In general, TDI was weakly associated to the OHRQoL of children. Although the majority of the items on the CPQ11-14 - ISF:16 did not have statistically significant associations with treated/untreated TDI in the bivariate and multivariate analyses, three items did achieve statistically significant associations. However, one of these items revealed that children with untreated TDI were less likely to be concerned with what others think about their teeth, lips, jaws or mouth than those without TDI. Perhaps children without TDI tend to be more careful with their teeth and suffer less TDI due to their concern for what others think. On the other hand, this result could be a sign an ineffective instrument for measuring the impact of TDI on the OHRQoL of children, as it is not a condition-specific instrument.

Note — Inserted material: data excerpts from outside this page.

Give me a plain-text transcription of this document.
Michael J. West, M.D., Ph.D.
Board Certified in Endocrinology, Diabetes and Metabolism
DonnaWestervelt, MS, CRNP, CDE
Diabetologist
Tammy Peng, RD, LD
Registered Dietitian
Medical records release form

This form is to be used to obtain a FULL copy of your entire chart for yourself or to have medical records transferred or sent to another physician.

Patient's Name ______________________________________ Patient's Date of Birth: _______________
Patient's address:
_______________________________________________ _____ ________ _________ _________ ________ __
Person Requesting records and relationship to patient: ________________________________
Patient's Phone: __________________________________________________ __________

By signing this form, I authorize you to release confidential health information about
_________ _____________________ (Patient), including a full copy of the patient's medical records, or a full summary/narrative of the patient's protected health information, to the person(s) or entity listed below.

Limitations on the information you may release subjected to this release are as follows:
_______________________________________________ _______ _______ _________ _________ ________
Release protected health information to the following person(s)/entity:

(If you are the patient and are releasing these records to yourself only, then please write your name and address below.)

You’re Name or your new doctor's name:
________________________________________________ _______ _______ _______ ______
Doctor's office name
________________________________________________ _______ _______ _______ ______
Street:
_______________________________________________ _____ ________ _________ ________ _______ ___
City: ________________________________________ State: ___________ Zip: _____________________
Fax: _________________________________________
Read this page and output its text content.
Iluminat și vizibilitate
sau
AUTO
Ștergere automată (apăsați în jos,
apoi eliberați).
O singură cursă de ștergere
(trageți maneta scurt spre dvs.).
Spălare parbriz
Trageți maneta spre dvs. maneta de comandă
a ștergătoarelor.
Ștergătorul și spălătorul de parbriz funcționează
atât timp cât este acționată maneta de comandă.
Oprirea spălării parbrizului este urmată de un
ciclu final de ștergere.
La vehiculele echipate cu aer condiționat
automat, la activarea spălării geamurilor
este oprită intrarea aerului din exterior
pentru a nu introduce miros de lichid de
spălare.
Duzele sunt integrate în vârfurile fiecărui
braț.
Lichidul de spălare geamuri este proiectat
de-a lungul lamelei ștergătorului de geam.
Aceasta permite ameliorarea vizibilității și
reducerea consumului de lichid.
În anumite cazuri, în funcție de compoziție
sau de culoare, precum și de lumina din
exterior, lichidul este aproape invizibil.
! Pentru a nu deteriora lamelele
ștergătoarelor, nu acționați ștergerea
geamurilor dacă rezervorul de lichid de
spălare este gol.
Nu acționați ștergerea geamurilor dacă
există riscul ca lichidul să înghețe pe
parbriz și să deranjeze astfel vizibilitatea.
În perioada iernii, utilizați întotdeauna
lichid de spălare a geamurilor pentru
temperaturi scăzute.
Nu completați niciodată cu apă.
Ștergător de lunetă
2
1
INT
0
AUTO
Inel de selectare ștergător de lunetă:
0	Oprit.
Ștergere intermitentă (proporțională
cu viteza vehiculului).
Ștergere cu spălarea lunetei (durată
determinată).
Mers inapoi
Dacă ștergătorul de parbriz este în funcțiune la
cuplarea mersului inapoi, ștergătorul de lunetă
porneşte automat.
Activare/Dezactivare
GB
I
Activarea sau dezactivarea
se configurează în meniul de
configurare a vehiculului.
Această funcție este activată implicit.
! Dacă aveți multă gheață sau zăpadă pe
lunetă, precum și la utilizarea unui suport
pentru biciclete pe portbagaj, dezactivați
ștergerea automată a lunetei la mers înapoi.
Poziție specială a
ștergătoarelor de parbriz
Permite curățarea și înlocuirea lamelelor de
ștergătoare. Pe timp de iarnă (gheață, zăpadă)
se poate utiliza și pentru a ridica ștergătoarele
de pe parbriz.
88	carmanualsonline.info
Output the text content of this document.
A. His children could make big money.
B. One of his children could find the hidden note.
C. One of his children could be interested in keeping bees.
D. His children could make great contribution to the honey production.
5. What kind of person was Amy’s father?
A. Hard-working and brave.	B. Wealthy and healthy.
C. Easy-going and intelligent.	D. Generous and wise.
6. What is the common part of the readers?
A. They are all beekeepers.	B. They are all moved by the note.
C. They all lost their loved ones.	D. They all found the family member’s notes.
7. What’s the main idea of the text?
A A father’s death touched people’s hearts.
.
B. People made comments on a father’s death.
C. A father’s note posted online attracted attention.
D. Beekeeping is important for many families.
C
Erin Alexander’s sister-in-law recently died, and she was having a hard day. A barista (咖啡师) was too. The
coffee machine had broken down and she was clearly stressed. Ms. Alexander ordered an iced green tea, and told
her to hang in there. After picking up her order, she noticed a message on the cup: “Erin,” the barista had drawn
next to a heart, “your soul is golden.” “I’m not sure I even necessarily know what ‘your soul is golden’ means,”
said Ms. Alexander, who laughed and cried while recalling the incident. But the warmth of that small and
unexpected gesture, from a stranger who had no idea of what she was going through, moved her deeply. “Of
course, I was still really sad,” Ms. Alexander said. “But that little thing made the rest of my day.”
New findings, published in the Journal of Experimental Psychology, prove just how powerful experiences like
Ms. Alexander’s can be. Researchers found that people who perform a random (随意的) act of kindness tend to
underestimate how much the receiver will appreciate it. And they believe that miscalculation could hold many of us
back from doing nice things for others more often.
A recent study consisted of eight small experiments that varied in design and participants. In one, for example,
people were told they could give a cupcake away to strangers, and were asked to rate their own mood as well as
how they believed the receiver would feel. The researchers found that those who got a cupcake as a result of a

Since the CPQ11-14 - ISF:16 is a generic measure and was not specifically designed for TDI, the lack of an association between TDI and overall CPQ11-14 as well as the majority of individual items may reflect this limitation. Some items may not necessarily be relevant to children with TDI. Thus, it is possible that the CPQ11-14-ISF:16 was unable to discriminate between children with and without TDI accordingly. It may therefore be time to develop of a TDI-specific OHRQoL instrument and further studies in this direction should be encouraged.

We recognize that the impact observed on OHRQoL could be from other oral conditions. In order to minimize this bias, we controlled the data for potential confounding variables, such as untreated dental caries and malocclusion.

Conclusions

Neither treated nor untreated TDI was associated to oral symptoms, functional limitations or emotional wellbeing. However, children with these oral conditions in the anterior teeth were more likely to experience a negative impact on social wellbeing, especially with regard to avoiding smiling or laughing and beings concerned about what other people may think or say. This information is clinically relevant and making these results public may therefore be useful.